I know this isn’t pure technical analysis but I thought you might be interested in some recent research from the bank’s Asset Management division which I received. If nothing else it is a salutary lesson in how careful one must be and how a ‘broad brush’ approach might not be a) the best and b) might benefit from a thorough look at the charts. The sources for their data are published below the table.
In columns starting in the year 2000, annualised rates of return for ten different asset classes are plotted, including their in-house one (the white boxes). The best performers for each year are at the top, the others in descending order. Annual variations are huge and quite shocking, emerging market equities down 53 per cent in 2008 only to return a whopping 79 per cent the very next year.

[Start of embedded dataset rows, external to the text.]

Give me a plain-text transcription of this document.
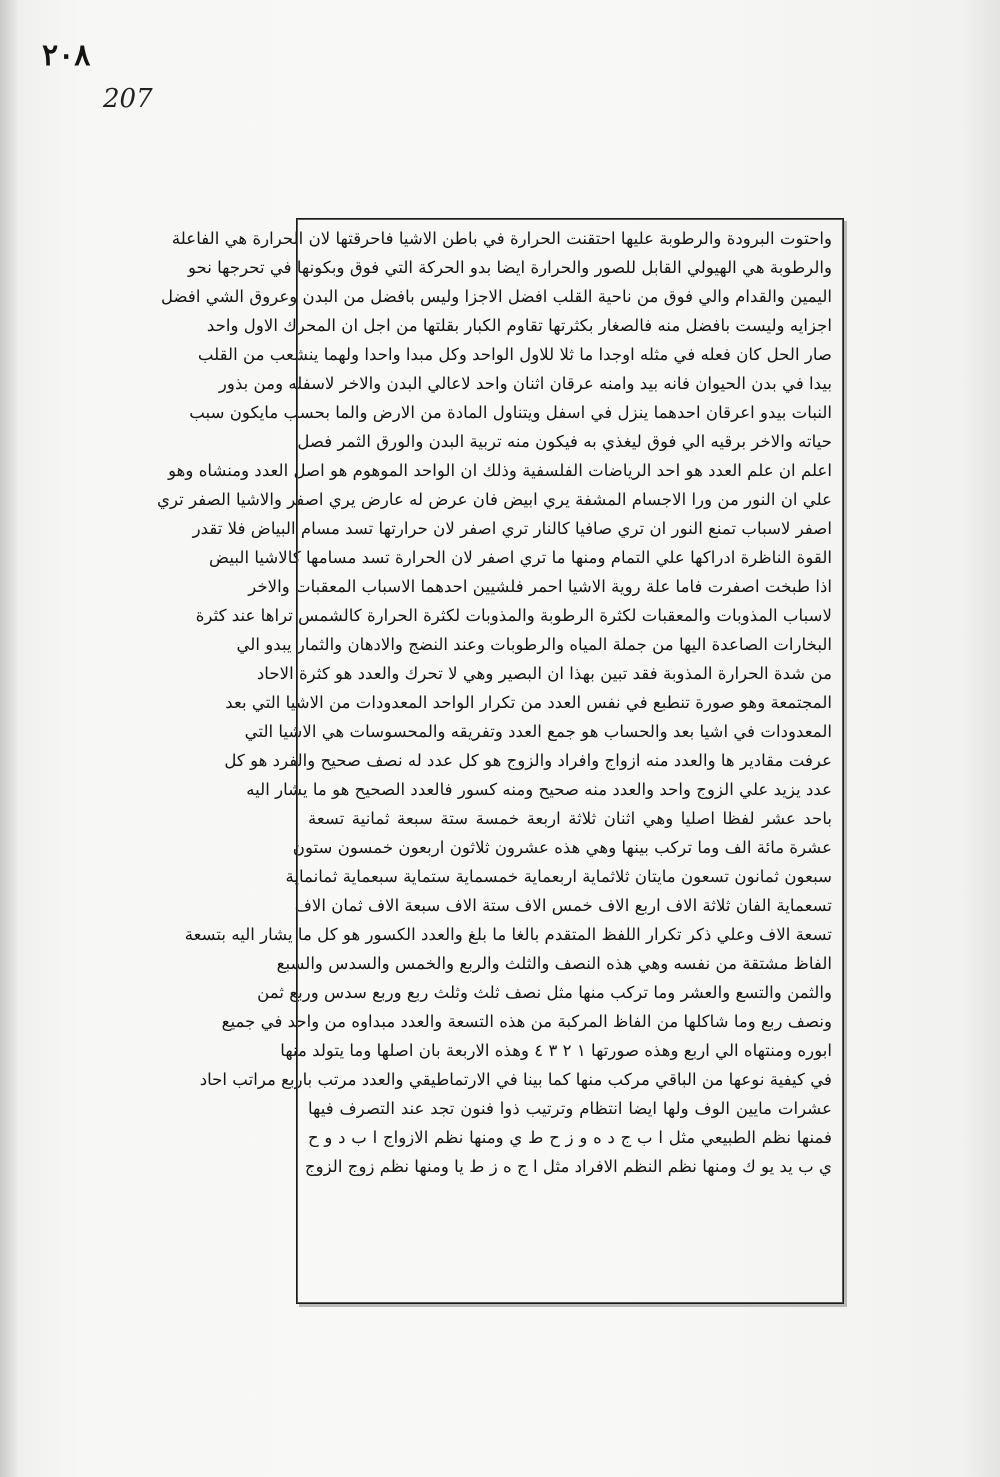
٢٠٨
207
واحتوت البرودة والرطوبة عليها احتقنت الحرارة في باطن الاشيا فاحرقتها لان الحرارة هي الفاعلة
والرطوبة هي الهيولي القابل للصور والحرارة ايضا بدو الحركة التي فوق وبكونها في تحرجها نحو
اليمين والقدام والي فوق من ناحية القلب افضل الاجزا وليس بافضل من البدن وعروق الشي افضل
اجزايه وليست بافضل منه فالصغار بكثرتها تقاوم الكبار بقلتها من اجل ان المحرك الاول واحد
صار الحل كان فعله في مثله اوجدا ما ثلا للاول الواحد وكل مبدا واحدا ولهما ينشعب من القلب
بيدا في بدن الحيوان فانه بيد وامنه عرقان اثنان واحد لاعالي البدن والاخر لاسفله ومن بذور
النبات بيدو اعرقان احدهما ينزل في اسفل ويتناول المادة من الارض والما بحسب مايكون سبب
حياته والاخر برقيه الي فوق ليغذي به فيكون منه تربية البدن والورق الثمر فصل
اعلم ان علم العدد هو احد الرياضات الفلسفية وذلك ان الواحد الموهوم هو اصل العدد ومنشاه وهو
علي ان النور من ورا الاجسام المشفة يري ابيض فان عرض له عارض يري اصفر والاشيا الصفر تري
اصفر لاسباب تمنع النور ان تري صافيا كالنار تري اصفر لان حرارتها تسد مسام البياض فلا تقدر
القوة الناظرة ادراكها علي التمام ومنها ما تري اصفر لان الحرارة تسد مسامها كالاشيا البيض
اذا طبخت اصفرت فاما علة روية الاشيا احمر فلشيين احدهما الاسباب المعقبات والاخر
لاسباب المذوبات والمعقبات لكثرة الرطوبة والمذوبات لكثرة الحرارة كالشمس تراها عند كثرة
البخارات الصاعدة اليها من جملة المياه والرطوبات وعند النضج والادهان والثمار يبدو الي
من شدة الحرارة المذوبة فقد تبين بهذا ان البصير وهي لا تحرك والعدد هو كثرة الاحاد
المجتمعة وهو صورة تنطبع في نفس العدد من تكرار الواحد المعدودات من الاشيا التي بعد
المعدودات في اشيا بعد والحساب هو جمع العدد وتفريقه والمحسوسات هي الاشيا التي
عرفت مقادير ها والعدد منه ازواج وافراد والزوج هو كل عدد له نصف صحيح والفرد هو كل
عدد يزيد علي الزوج واحد والعدد منه صحيح ومنه كسور فالعدد الصحيح هو ما يشار اليه
باحد عشر لفظا اصليا وهي اثنان ثلاثة اربعة خمسة ستة سبعة ثمانية تسعة
عشرة مائة الف وما تركب بينها وهي هذه عشرون ثلاثون اربعون خمسون ستون
سبعون ثمانون تسعون مايتان ثلاثماية اربعماية خمسماية ستماية سبعماية ثمانماية
تسعماية الفان ثلاثة الاف اربع الاف خمس الاف ستة الاف سبعة الاف ثمان الاف
تسعة الاف وعلي ذكر تكرار اللفظ المتقدم بالغا ما بلغ والعدد الكسور هو كل ما يشار اليه بتسعة
الفاظ مشتقة من نفسه وهي هذه النصف والثلث والربع والخمس والسدس والسبع
والثمن والتسع والعشر وما تركب منها مثل نصف ثلث وثلث ربع وربع سدس وربع ثمن
ونصف ربع وما شاكلها من الفاظ المركبة من هذه التسعة والعدد مبداوه من واحد في جميع
ابوره ومنتهاه الي اربع وهذه صورتها ١ ٢ ٣ ٤ وهذه الاربعة بان اصلها وما يتولد منها
في كيفية نوعها من الباقي مركب منها كما بينا في الارتماطيقي والعدد مرتب باربع مراتب احاد
عشرات مايين الوف ولها ايضا انتظام وترتيب ذوا فنون تجد عند التصرف فيها
فمنها نظم الطبيعي مثل ا ب ج د ه و ز ح ط ي ومنها نظم الازواج ا ب د و ح
ي ب يد يو ك ومنها نظم النظم الافراد مثل ا ج ه ز ط يا ومنها نظم زوج الزوج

Some years are good for every class bar none, many turn out to be a mixed bag with anything from up 25 to down 22 per cent between the top and bottom for that year. A few years have been really grim with 8 out of ten posting double digit losses.
The column on the very far right is worth a close look as it measures the historical volatility of each class over this 16 year period. Perhaps not surprisingly emerging market equities are at the top and cash at the bottom; fixed income a little notch above that reaffirming the theory that older investors ought to hold these.
The column just to the left of volatility plots annualised returns over all the years and will probably be considered rather pedestrian compared to the 5 to 10 per cent most investors have imprinted on their brains. My hunch is that the longer the range of annualised periods studied the smaller the returns and the closer they will map each other.
For technical analysts it’s probably a good idea to keep these last two columns in mind when picking your favourite market at the start of the year; refrain from being overoptimistic. It’s also worth thinking of when working out measured targets for predicted trends.